Inleiding
Met gegevensbinding kunt u relaties tussen uw gegevens en de besturingselementen van uw gebruikersinterface (UI) declareren. Ze blijven automatisch gesynchroniseerd wanneer een van de elementen wordt gewijzigd. Met gegevensbindingen kunt u uw code sneller lezen, gemakkelijker te onderhouden en testbaarer maken.
Gegevensbinding biedt een manier om uw gebruikersinterface rechtstreeks aan gegevens te koppelen in plaats van uw gebruikersinterface te koppelen aan code in de code-behind van de gebruikersinterface. Wanneer de gebruikersinterface is gebonden aan gegevens, wordt de gebruikersinterface automatisch bijgewerkt wanneer de gegevens worden gewijzigd en gesynchroniseerd blijven met de gegevens. Andersom, als de gebruiker communiceert met de gebruikersinterface, worden de gegevens gesynchroniseerd met de gebruikersinterface.
Voorbeeldscenario
Stel dat u werkt aan een app die gebruikers weerinformatie geeft voor een geselecteerde regio of adres. Wanneer de gebruiker een locatie invoert, laadt de app de weersvoorspellingsgegevens van een externe weerservice en werkt de gebruikersinterface bij. De gebruikersinterface en de weerservicegegevens zijn nauw gekoppeld via de XAML-gebruikersinterface en het XAML-code-behind-bestand. De weerservice is al geabstraheerd naar een eigen klasse, maar uw gebruikersinterface is sterk afhankelijk van de code-achter om die gegevens aan de gebruikersinterface te presenteren.
Enige tijd nadat uw app is uitgebracht, kondigt de weerservice die u gebruikt aan dat ze worden afgesloten. Vooruitlopend op dit, begint u met het zoeken naar een vervangende service. Van de services die u hebt geëvalueerd, ziet u dat ze allemaal op verschillende manieren gegevens invoeren en uitvoeren. Omdat uw gebruikersinterface code-behind-gebeurtenissen gebruikt voor interactie met de service, kan uw gebruikersinterface-ervaring worden beïnvloed door deze wijziging.

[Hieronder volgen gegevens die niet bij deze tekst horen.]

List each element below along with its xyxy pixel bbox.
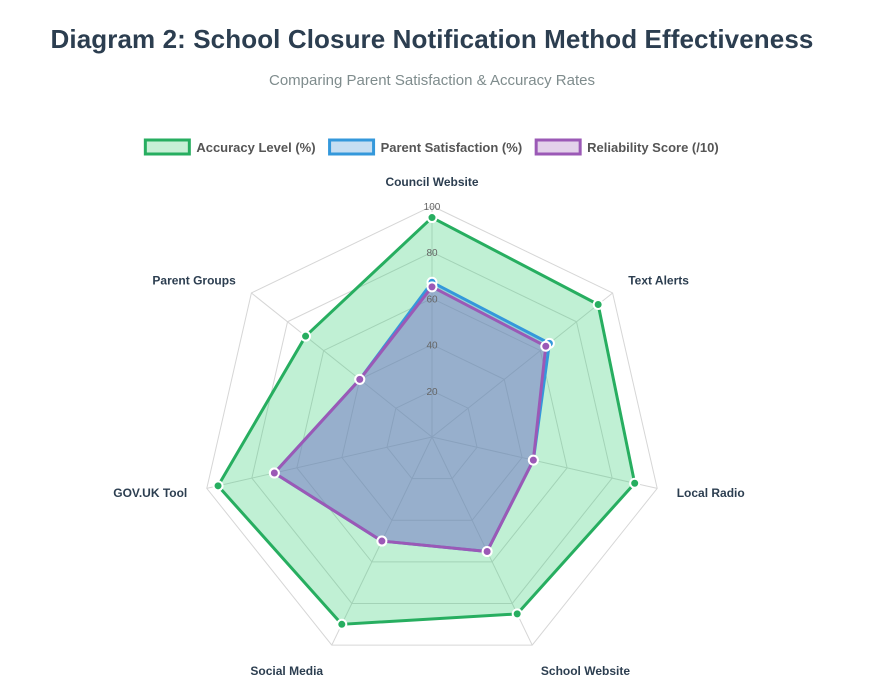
category-label: School Website <box>541 664 630 675</box>
grid-ring <box>251 251 613 604</box>
chart-subtitle: Comparing Parent Satisfaction & Accuracy… <box>269 72 595 89</box>
tick-labels: 20 40 60 80 100 <box>424 202 441 398</box>
category-label: Local Radio <box>677 486 745 500</box>
data-point[interactable] <box>268 467 280 479</box>
category-label: GOV.UK Tool <box>113 486 187 500</box>
legend-label: Reliability Score (/10) <box>587 140 719 155</box>
tick-label: 80 <box>426 248 438 259</box>
data-point[interactable] <box>527 454 539 466</box>
grid-ring <box>386 390 478 480</box>
data-point[interactable] <box>426 281 438 293</box>
grid-ring <box>341 344 523 521</box>
data-point[interactable] <box>629 477 641 489</box>
tick-label: 100 <box>424 202 441 213</box>
category-label: Social Media <box>250 664 323 675</box>
series-0 <box>212 212 641 630</box>
grid-spoke <box>431 292 613 438</box>
category-label: Parent Groups <box>152 274 236 288</box>
legend: Accuracy Level (%) Parent Satisfaction (%… <box>143 138 719 156</box>
data-point[interactable] <box>426 212 438 224</box>
legend-label: Parent Satisfaction (%) <box>381 140 523 155</box>
category-label: Text Alerts <box>628 274 689 288</box>
data-point[interactable] <box>540 340 552 352</box>
series-area <box>272 285 548 553</box>
data-point[interactable] <box>511 608 523 620</box>
data-point[interactable] <box>300 330 312 342</box>
tick-label: 20 <box>426 387 438 398</box>
category-labels: Council Website Text Alerts Local Radio Sch… <box>113 175 744 675</box>
legend-swatch <box>328 138 376 156</box>
legend-swatch <box>534 138 582 156</box>
chart-title: Diagram 2: School Closure Notification M… <box>50 24 814 54</box>
data-point[interactable] <box>212 480 224 492</box>
legend-item[interactable]: Reliability Score (/10) <box>534 138 719 156</box>
data-point[interactable] <box>481 545 493 557</box>
data-point[interactable] <box>336 618 348 630</box>
data-point[interactable] <box>376 535 388 547</box>
grid-spoke <box>206 436 433 489</box>
data-point[interactable] <box>592 298 604 310</box>
tick-label: 40 <box>426 341 438 352</box>
tick-label: 60 <box>426 294 438 305</box>
series-2 <box>268 281 552 557</box>
grid-spoke <box>251 292 433 438</box>
legend-swatch <box>143 138 191 156</box>
grid-ring <box>206 205 658 646</box>
legend-item[interactable]: Accuracy Level (%) <box>143 138 316 156</box>
category-label: Council Website <box>385 175 478 189</box>
series-area <box>216 216 637 626</box>
data-point[interactable] <box>354 373 366 385</box>
legend-item[interactable]: Parent Satisfaction (%) <box>328 138 523 156</box>
grid-spoke <box>431 436 658 489</box>
legend-label: Accuracy Level (%) <box>196 140 315 155</box>
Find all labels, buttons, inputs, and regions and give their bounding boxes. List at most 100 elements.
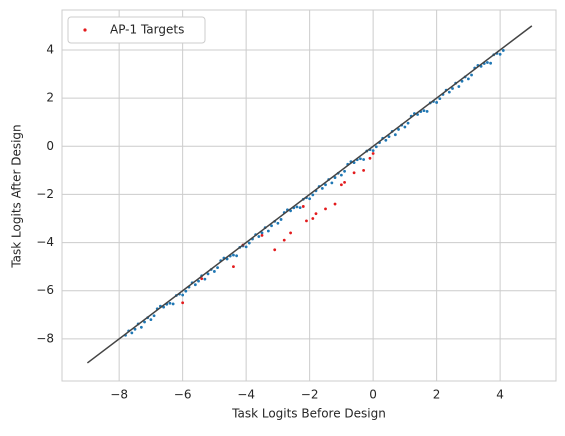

Het is handig om te wijzigen hoe de gebruikersinterface de weerupdates synchroniseert, van gebeurtenissen achter code naar gegevensbinding. Als er opnieuw een servicewijziging plaatsvindt, hebt u de impact op uw code geminimaliseerd.
Wat gaat u doen?
In deze module ziet u de verschillen tussen een gebruikersinterface op basis van code en een gegevensgebonden gebruikersinterface en ziet u hoe u gegevensbinding gebruikt om de gebruikersinterface bij te werken in plaats van codeachter. Met behulp van een voorbeeld van een weer-app converteert u UI-updates van code-behind naar gegevensbinding.
Wat leert u?
Aan het einde van deze module kunt u gegevensbinding gebruiken om gegevens in de gebruikersinterface weer te geven en gegevens transformeren wanneer de gebruikersinterfacetypen en gegevenstypen niet overeenkomen.
Vereisten
- Visual Studio 2022 waarop de .NETLOAD-workload is geïnstalleerd
- Optioneel: Visual Studio Code met de .NETLOAD-extensie en .NET SDK waarop de .NETLOAD-workload is geïnstalleerd
Vereisten voor .NET MAUI-ontwikkeling
Als u .NET MAUI-apps wilt maken met .NET 9, moet u Visual Studio versie 17.12 of hoger installeren met de volgende workload geïnstalleerd:
- .NET Multi-Platform App UI-ontwikkeling
Bovendien moet u de workload ASP.NET en webontwikkeling installeren als u .NETLOAD Blazor-apps wilt bouwen.
Raadpleeg de documentatie voor een overzicht van de installatie.
Ontwikkelen met Visual Studio Code
Als u ontwikkelt op macOS of Linux, moet u Visual Studio Code en de .NET-EXTENSIE installeren, samen met de .NET SDK en .NETLOAD Workload. Raadpleeg de documentatie voor een overzicht van de installatie.